Losing the VNOs has a much less drastic effect on experienced animals, says Wysocki, who has been studying the VNOs for about 20 years. When male mice have begun to associate sexual activity with other cues from females, including smells, they become less dependent on the VNOs. Sexually experienced males whose VNOs are removed mate almost as frequently as intact males.

Do human beings have VNOs? In the early 1800s, L. Jacobson, a Danish physician, detected likely structures in a patient's nose, but he assumed they were non-sensory organs. Others thought that although VNOs exist in human embryos, they disappear during development or remain "vestigial"—imperfectly developed.

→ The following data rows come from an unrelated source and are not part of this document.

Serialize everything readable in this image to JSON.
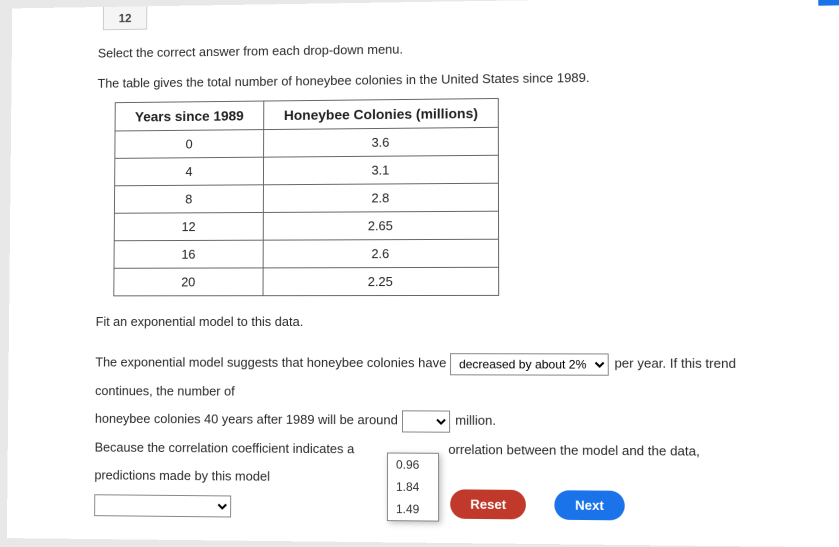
{
  "question_number": "12",
  "instruction": "Select the correct answer from each drop-down menu.",
  "intro": "The table gives the total number of honeybee colonies in the United States since 1989.",
  "table": {
    "head_years": "Years since 1989",
    "head_colonies": "Honeybee Colonies (millions)",
    "rows": [
      {
        "years": "0",
        "colonies": "3.6"
      },
      {
        "years": "4",
        "colonies": "3.1"
      },
      {
        "years": "8",
        "colonies": "2.8"
      },
      {
        "years": "12",
        "colonies": "2.65"
      },
      {
        "years": "16",
        "colonies": "2.6"
      },
      {
        "years": "20",
        "colonies": "2.25"
      }
    ]
  },
  "fit_line": "Fit an exponential model to this data.",
  "para": {
    "p1a": "The exponential model suggests that honeybee colonies have",
    "dd1_selected": "decreased by about 2%",
    "p1b": "per year. If this trend continues, the number of",
    "p2a": "honeybee colonies 40 years after 1989 will be around",
    "p2b": "million.",
    "p3a": "Because the correlation coefficient indicates a",
    "p3b": "orrelation between the model and the data, predictions made by this model"
  },
  "dropdown_open_options": [
    "0.96",
    "1.84",
    "1.49"
  ],
  "buttons": {
    "reset": "Reset",
    "next": "Next"
  }
}
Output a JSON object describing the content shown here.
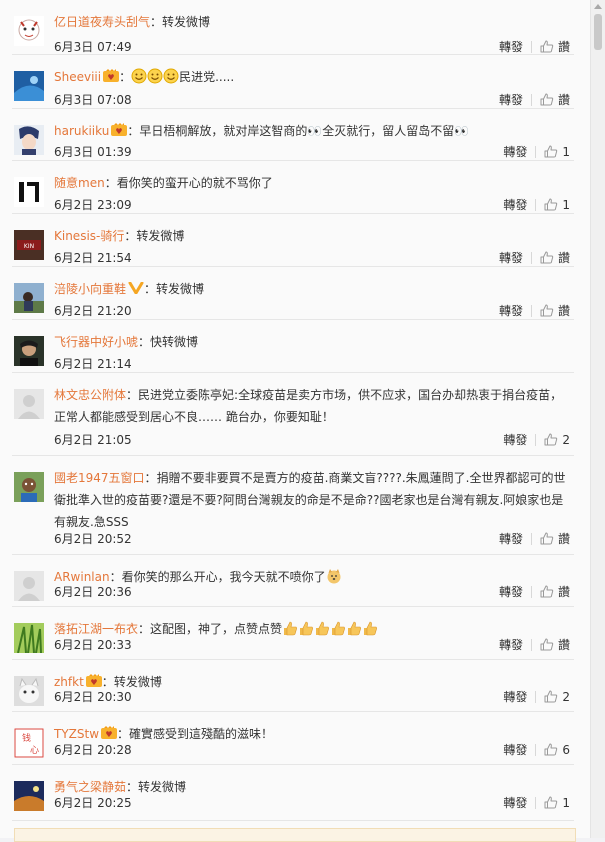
{
  "comments": [
    {
      "user": "亿日道夜寿头刮气",
      "sep": "：",
      "text": "转发微博",
      "time": "6月3日 07:49",
      "repost": "轉發",
      "like": "讚",
      "avatar_color": "#d6c6c2",
      "badge": "none",
      "emoji": "none",
      "bold_name": false
    },
    {
      "user": "Sheeviii",
      "sep": "：",
      "text": "民进党.....",
      "time": "6月3日 07:08",
      "repost": "轉發",
      "like": "讚",
      "avatar_color": "#2a6fb3",
      "badge": "vip",
      "emoji": "smile-x3",
      "bold_name": false
    },
    {
      "user": "harukiiku",
      "sep": "：",
      "text": "早日梧桐解放，就对岸这智商的👀全灭就行，留人留岛不留👀",
      "time": "6月3日 01:39",
      "repost": "轉發",
      "like": "1",
      "avatar_color": "#3c4a78",
      "badge": "vip",
      "emoji": "none",
      "bold_name": false
    },
    {
      "user": "随意men",
      "sep": "：",
      "text": "看你笑的蛮开心的就不骂你了",
      "time": "6月2日 23:09",
      "repost": "轉發",
      "like": "1",
      "avatar_color": "#222222",
      "badge": "none",
      "emoji": "none",
      "bold_name": false
    },
    {
      "user": "Kinesis-骑行",
      "sep": "：",
      "text": "转发微博",
      "time": "6月2日 21:54",
      "repost": "轉發",
      "like": "讚",
      "avatar_color": "#5a3a2a",
      "badge": "none",
      "emoji": "none",
      "bold_name": false
    },
    {
      "user": "涪陵小向重鞋",
      "sep": "：",
      "text": "转发微博",
      "time": "6月2日 21:20",
      "repost": "轉發",
      "like": "讚",
      "avatar_color": "#6f8a5b",
      "badge": "v",
      "emoji": "none",
      "bold_name": false
    },
    {
      "user": "飞行器中好小唬",
      "sep": "：",
      "text": "快转微博",
      "time": "6月2日 21:14",
      "repost": "",
      "like": "",
      "avatar_color": "#3d4a3a",
      "badge": "none",
      "emoji": "none",
      "bold_name": false
    },
    {
      "user": "林文忠公附体",
      "sep": "：",
      "text": "民进党立委陈亭妃:全球疫苗是卖方市场，供不应求，国台办却热衷于捐台疫苗，正常人都能感受到居心不良…… 跪台办，你要知耻！",
      "time": "6月2日 21:05",
      "repost": "轉發",
      "like": "2",
      "avatar_color": "#e4e4e4",
      "badge": "none",
      "emoji": "none",
      "bold_name": false
    },
    {
      "user": "國老1947五窗口",
      "sep": "：",
      "text": "捐贈不要非要買不是賣方的疫苗.商業文盲????.朱鳳蓮問了.全世界都認可的世衛批準入世的疫苗要?還是不要?阿問台灣親友的命是不是命??國老家也是台灣有親友.阿娘家也是有親友.急SSS",
      "time": "6月2日 20:52",
      "repost": "轉發",
      "like": "讚",
      "avatar_color": "#4f7a3a",
      "badge": "none",
      "emoji": "none",
      "bold_name": false
    },
    {
      "user": "ARwinlan",
      "sep": "：",
      "text": "看你笑的那么开心，我今天就不喷你了",
      "time": "6月2日 20:36",
      "repost": "轉發",
      "like": "讚",
      "avatar_color": "#e4e4e4",
      "badge": "none",
      "emoji": "dog",
      "bold_name": false
    },
    {
      "user": "落拓江湖一布衣",
      "sep": "：",
      "text": "这配图，神了，点赞点赞",
      "time": "6月2日 20:33",
      "repost": "轉發",
      "like": "讚",
      "avatar_color": "#7fae3e",
      "badge": "none",
      "emoji": "thumbs-x6",
      "bold_name": false
    },
    {
      "user": "zhfkt",
      "sep": "：",
      "text": "转发微博",
      "time": "6月2日 20:30",
      "repost": "轉發",
      "like": "2",
      "avatar_color": "#cfcfcf",
      "badge": "vip",
      "emoji": "none",
      "bold_name": false
    },
    {
      "user": "TYZStw",
      "sep": "：",
      "text": "確實感受到這殘酷的滋味！",
      "time": "6月2日 20:28",
      "repost": "轉發",
      "like": "6",
      "avatar_color": "#d9473f",
      "badge": "vip",
      "emoji": "none",
      "bold_name": false
    },
    {
      "user": "勇气之梁静茹",
      "sep": "：",
      "text": "转发微博",
      "time": "6月2日 20:25",
      "repost": "轉發",
      "like": "1",
      "avatar_color": "#2d3f7a",
      "badge": "none",
      "emoji": "none",
      "bold_name": false
    }
  ]
}
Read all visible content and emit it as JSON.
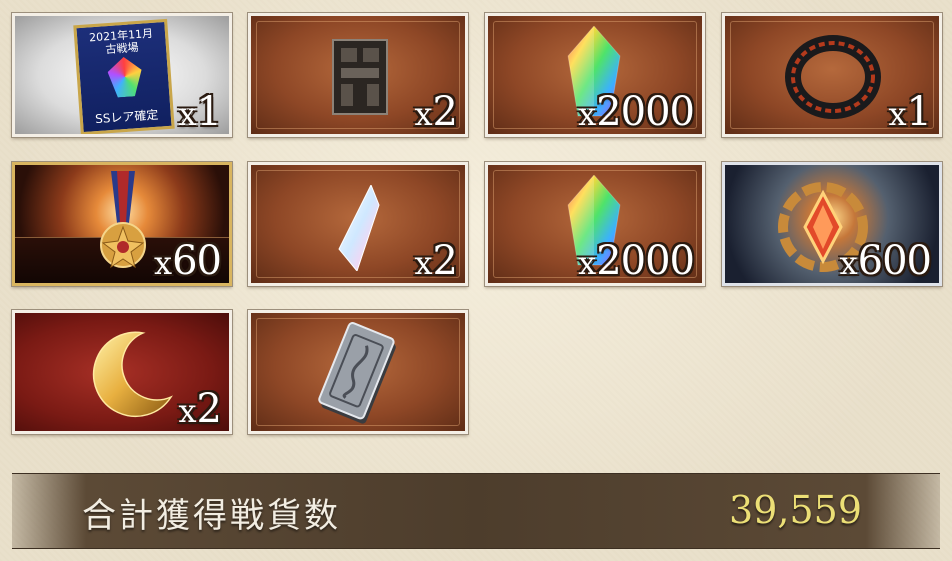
{
  "rewards": [
    {
      "name": "ticket",
      "count_prefix": "x",
      "count": "1",
      "ticket_line1": "2021年11月",
      "ticket_line2": "古戦場",
      "ticket_line3": "SSレア確定"
    },
    {
      "name": "stone-relic",
      "count_prefix": "x",
      "count": "2"
    },
    {
      "name": "rainbow-crystal",
      "count_prefix": "x",
      "count": "2000"
    },
    {
      "name": "black-ring",
      "count_prefix": "x",
      "count": "1"
    },
    {
      "name": "medal",
      "count_prefix": "x",
      "count": "60"
    },
    {
      "name": "white-crystal",
      "count_prefix": "x",
      "count": "2"
    },
    {
      "name": "rainbow-crystal",
      "count_prefix": "x",
      "count": "2000"
    },
    {
      "name": "golden-ornament",
      "count_prefix": "x",
      "count": "600"
    },
    {
      "name": "crescent-moon",
      "count_prefix": "x",
      "count": "2"
    },
    {
      "name": "silver-tablet",
      "count_prefix": "",
      "count": ""
    }
  ],
  "footer": {
    "label": "合計獲得戦貨数",
    "value": "39,559"
  }
}
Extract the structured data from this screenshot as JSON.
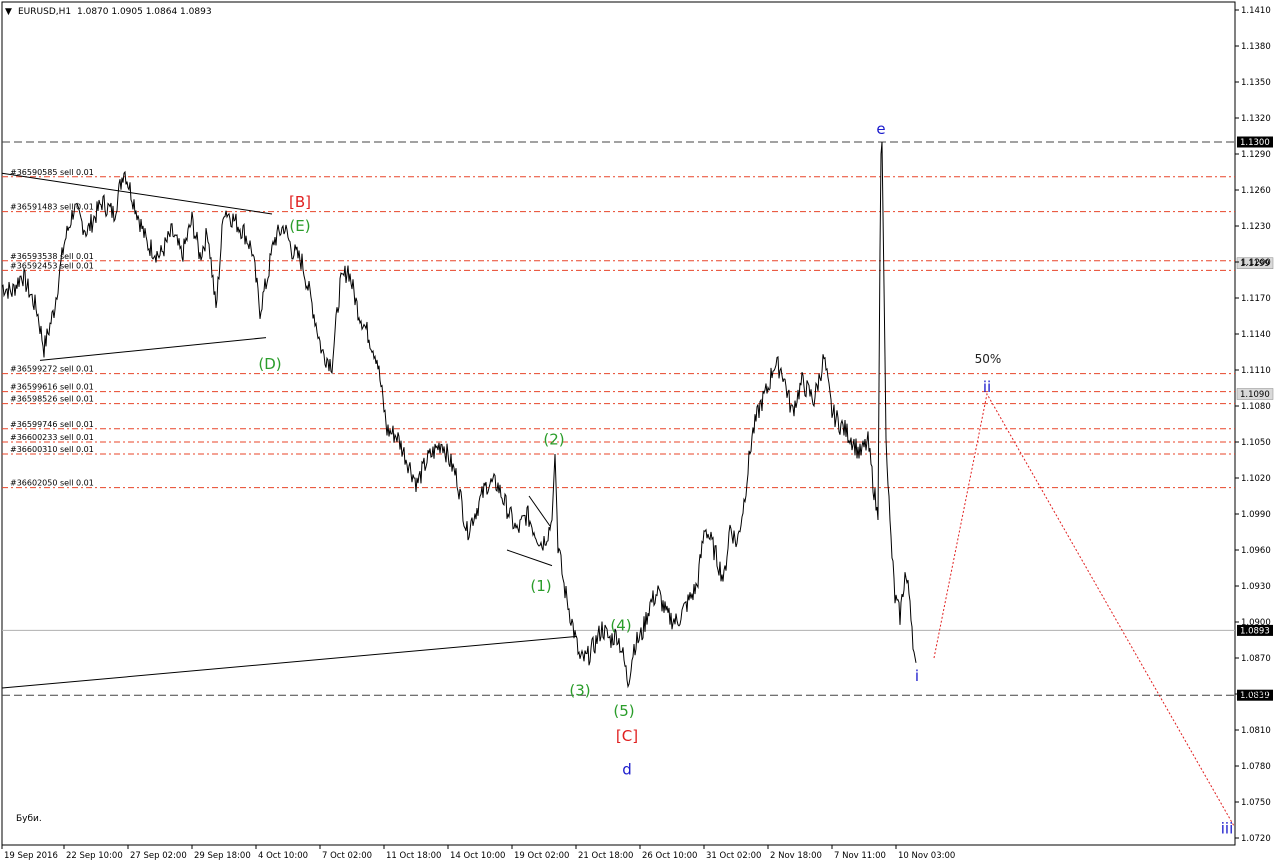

Recently, researchers have come to a different conclusion. Both VNOs and vomeronasal pits—tiny openings to the VNO in the nasal septum—have been found in nearly all patients examined by Bruce Jafek, an otolaryngologist at the University of Colorado at Denver and David Moran, who is now at the University of Pennsylvania's Smell and Taste Center in Philadelphia.

"This has opened up the possibility of a new sensory system in humans," says Rochelle Small. "We were often told that the VNO does not exist in adults, so we have taken a big step just to show that the structure is there."

She cautions that we still don't know whether this organ actually has connections to the brain, however. "The question now," she says, "is what its function might be."